Toutes les dépêches et tous les reportages de la radio et des
télévisons de France Monde (France 24, RFI…) étaient au diapason.
Plusieurs interviews de Andry Rajoelina, plusieurs dizaines de minutes
d’explication justifiant son mouvement. Quelques secondes seulement
pour le véritable Président de la République, Marc Ravalomanana.

Le parti présidentiel a organisé successivement deux meetings
pacifiques regroupant jusqu’à 50 000 personnes au stade de Mahamasina
(3). La seule explication présentée par le JT de France 2 : le
président a payé l’assistance. « Témoignage » douteux. Pas de preuve.

Lorsque le 7 février Andry Rajoelina enjoint ses partisans à
prendre possession du palais présidentiel d’Ambohitsorohitra et que
cette tentative se solde par la mort de plusieurs dizaines de
personnes, les médias accusent aussitôt le Président d’avoir fait
massacrer des manifestants. Si l’on peut regretter le résultats et
condamner la manière dont les forces de l’ordre ont réagi, la mise en
accusation du Président dans cette affaire est un raccourci trop
facile. Tout le monde savait ce qui allait arriver. On se demandait
seulement comment? La presse n’a pas fait un large écho du fait que le
Président a, dès le lendemain, demandé à ce qu’une commission d’enquête
indépendante fasse la lumière sur les circonstances du drame.
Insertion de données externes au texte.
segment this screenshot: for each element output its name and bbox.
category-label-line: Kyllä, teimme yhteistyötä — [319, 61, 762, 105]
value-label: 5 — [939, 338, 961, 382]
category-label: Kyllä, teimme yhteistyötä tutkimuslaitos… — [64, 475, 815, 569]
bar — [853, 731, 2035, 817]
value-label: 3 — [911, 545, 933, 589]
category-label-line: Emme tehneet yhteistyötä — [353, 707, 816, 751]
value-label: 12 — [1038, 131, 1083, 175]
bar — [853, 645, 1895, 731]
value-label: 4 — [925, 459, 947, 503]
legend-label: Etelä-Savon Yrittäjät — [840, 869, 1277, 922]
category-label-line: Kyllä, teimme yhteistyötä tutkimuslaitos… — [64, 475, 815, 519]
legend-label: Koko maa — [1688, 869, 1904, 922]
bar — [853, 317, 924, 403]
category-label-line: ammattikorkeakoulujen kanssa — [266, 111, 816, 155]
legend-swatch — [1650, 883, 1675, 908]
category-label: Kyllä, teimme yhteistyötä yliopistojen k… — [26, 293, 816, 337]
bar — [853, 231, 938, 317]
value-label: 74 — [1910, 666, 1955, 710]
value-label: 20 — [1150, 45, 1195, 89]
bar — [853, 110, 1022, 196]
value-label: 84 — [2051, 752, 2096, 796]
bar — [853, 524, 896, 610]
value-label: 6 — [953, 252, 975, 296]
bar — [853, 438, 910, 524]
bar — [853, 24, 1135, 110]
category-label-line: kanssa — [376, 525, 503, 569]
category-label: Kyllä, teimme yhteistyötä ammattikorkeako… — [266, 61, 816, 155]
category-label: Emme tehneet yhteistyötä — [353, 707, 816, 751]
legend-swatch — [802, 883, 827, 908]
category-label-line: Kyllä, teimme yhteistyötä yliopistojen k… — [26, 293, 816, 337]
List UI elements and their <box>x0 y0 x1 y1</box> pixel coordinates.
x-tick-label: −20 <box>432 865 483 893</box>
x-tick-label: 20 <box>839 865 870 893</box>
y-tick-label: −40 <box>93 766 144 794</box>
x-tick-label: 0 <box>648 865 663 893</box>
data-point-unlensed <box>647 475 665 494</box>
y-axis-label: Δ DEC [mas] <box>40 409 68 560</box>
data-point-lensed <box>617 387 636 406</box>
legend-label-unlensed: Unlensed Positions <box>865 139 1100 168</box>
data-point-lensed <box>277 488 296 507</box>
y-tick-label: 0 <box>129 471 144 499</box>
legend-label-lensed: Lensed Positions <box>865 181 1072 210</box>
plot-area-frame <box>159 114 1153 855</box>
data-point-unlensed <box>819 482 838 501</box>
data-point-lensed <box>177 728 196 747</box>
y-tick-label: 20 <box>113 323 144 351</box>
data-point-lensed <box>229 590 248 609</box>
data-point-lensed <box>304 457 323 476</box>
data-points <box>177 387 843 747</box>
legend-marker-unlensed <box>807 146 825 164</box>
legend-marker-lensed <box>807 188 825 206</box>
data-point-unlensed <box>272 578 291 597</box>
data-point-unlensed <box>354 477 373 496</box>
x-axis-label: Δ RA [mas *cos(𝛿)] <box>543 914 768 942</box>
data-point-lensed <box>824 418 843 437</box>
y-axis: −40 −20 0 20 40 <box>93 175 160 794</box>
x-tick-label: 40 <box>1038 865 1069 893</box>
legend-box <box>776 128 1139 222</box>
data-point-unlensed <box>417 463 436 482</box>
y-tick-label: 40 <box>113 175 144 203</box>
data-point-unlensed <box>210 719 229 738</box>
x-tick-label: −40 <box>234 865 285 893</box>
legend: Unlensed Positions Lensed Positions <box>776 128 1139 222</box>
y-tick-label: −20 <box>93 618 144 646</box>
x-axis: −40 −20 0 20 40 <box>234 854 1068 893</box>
Les « causes officielles » de la crise

Depuis le début de la crise, les reproches adressés par Andry
Rajoelina sont présentés comme autant de vérités que les médias
s’abstiennent de chercher à vérifier.

Présentée comme un fait avéré, la nouvelle du prétendu « don » de
1.3 million d’hectares de terrain agraire à la société Daewoo a fait le
tour du monde en quelques jours (4). Des démentis ont été publiés dès
le lendemain par la Présidence et par la société Daewoo (5) mais ils
n’ont pas eu le même écho. Cette affaire a été utilisée par Andry
Rajoelina pour justifier son mouvement.

L’achat d’un avion présidentiel de 60 millions de dollars a
également fait grincer des dents. Ce qu’on oublie de dire, c’est que de
nombreux pays possèdent de tels avions et que cela est d’autant plus
utile à Madagascar qu’il y a très peu de routes et encore moins de
voies aériennes internationales. Un avion est le seul moyen pour le
Président de s’affranchir de la dépendance aux bailleurs de fonds ou à
la France. Ce qu’on a oublié de dire également, c’est que l’avion
précédent a été cédé à la compagnie aérienne nationale qui en avait un
besoin urgent (6).

Andry Rajoelina reproche également au Président de mélanger les
affaires de l’État avec ses propres affaires, mais il se garde bien de
dire clairement ce qu’il pourrait y avoir d’illégal dans les
agissements du Président (et il pense encore moins ester en justice…)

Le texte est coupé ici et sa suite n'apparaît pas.